Church and state at odds
A hard-hitting report from senior leaders of the Church of England accuses the Government and Labour party of discriminating against Christian Churches in favour of other faiths, of ‘deep religious illiteracy’ and of having ‘no convincing moral direction’.
The 180-page report describes the Government as moral, but lacking a ‘compass’ and calls for the appointment of a ‘Minister for Religion’, who would act as the Prime Minister’s personal ‘faith envoy’ and who would recognise the contribution of faith communities to Britain across every government department.
Commenting in The Times newspaper Ruth Gledhill, the Religion Correspondent, suggests the report is an attempt by the Church to carve out a role for itself in the 21st century as a provider of welfare for young and old; particularly as it was issued just days after Archbishop of York Dr Sentamu accused Mr Brown of sacrificing liberty for misguided notions of equality and of betraying new Labour’s mantra of ‘rights and responsibilities’.

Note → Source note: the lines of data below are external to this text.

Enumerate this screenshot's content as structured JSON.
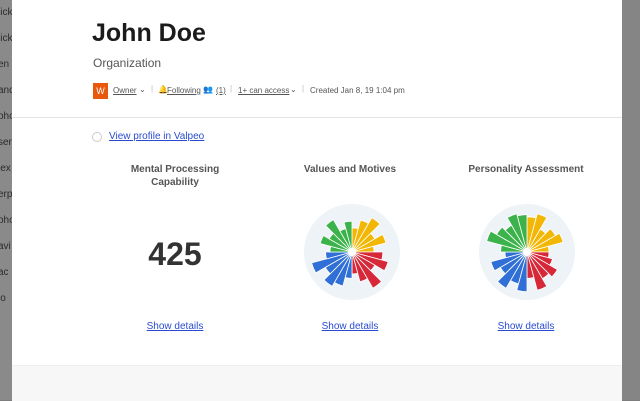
{
  "sidebar": [
    "lick",
    "lick",
    "en",
    "and",
    "oho",
    "sen",
    "lex",
    "erp",
    "oho",
    "avi",
    "ac",
    "lo"
  ],
  "header": {
    "title": "John Doe",
    "subtitle": "Organization",
    "avatar": "W",
    "role": "Owner",
    "following": "Following",
    "members": "(1)",
    "access": "1+ can access",
    "created": "Created Jan 8, 19 1:04 pm"
  },
  "link": "View profile in Valpeo",
  "cards": [
    {
      "title": "Mental Processing Capability",
      "score": 425,
      "action": "Show details"
    },
    {
      "title": "Values and Motives",
      "action": "Show details"
    },
    {
      "title": "Personality Assessment",
      "action": "Show details"
    }
  ]
}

The authors find evidence of deep-seated hostility to the Church in particular, excluding it from important areas of policy and research. They portray a Government committed to research into Muslim communities but barely interested in Christian involvement in Britain’s civic and charitable life.
Outlining evidence of huge fault-lines in the relations between Church and state, they write: ‘The Government is planning blind and has no convincing moral direction’.